Gibbons, D. G. (1981), "A Simulation Study of Some Ridge Estimators,"
Journal of the American Statisitical Association, 76,
131-139.
Henderson, C. R. (1975), "Best Linear Unbiased Estimation and
Prediction Under a Selection Model," Biometrics, 31, 423-447.
Obenchain, R. L. (1977), "Classical F-tests and Confidence Regions for
Ridge Regression," Technometrics, 19, 429-439.
Obenchain, R. L. (1981), Comment on "A Critique of Some Ridge
Regression Methods," Journal of the American Statisitical
Association, 75, 95-96.
Obenchain, R. L. (1984), "Maximum Likelihood Ridge Displays,"
Communications in Statistics, Theory and Methods 13, 227-240.
Robinson, G. K. (1991), "That BLUP is a Good Thing: The Estimation
of Random Effects" (with discussion). Statistical Science 6,
15-51.
Schluster, M. D. (1988). "Unbalanced repeated measures models with
structured covariance matrices." BMDP Statistical Software
Manual, Vol.2, 1081-1114. Berkeley: University of California
Press.
Tierney, L. (1990). Lisp-Stat. New York: John Wiley and Sons.
Tierney, L. (1992). "Statistical computing and Dynamic graphics using
Lisp-Stat." School of Statistics, University of Minnesota.

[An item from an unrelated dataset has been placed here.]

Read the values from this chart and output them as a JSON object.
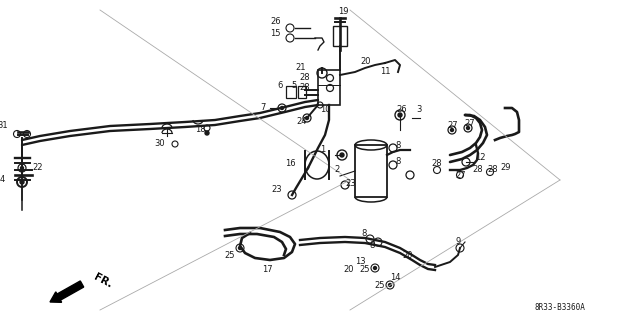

Wolfinger, R., Tobias, R., and Sall, J. (1991). "Mixed models: a
future direction." SUGI 16 Proceedings (SAS Users Group
International, 16th Annual Conference, New Olreans, Louisiana)
1380-1388.
Zellner, A., Finnegan, F. and Carlos, S. (1988). PCBRAP (Version 2.1
Beta Test), Bayesian Regression Analysis Package. H.G.B.
Alexander Research Foundation, 205D Rosenwald Hall, Graduate
School of Business, University of Chicago, Chicago, IL 60637.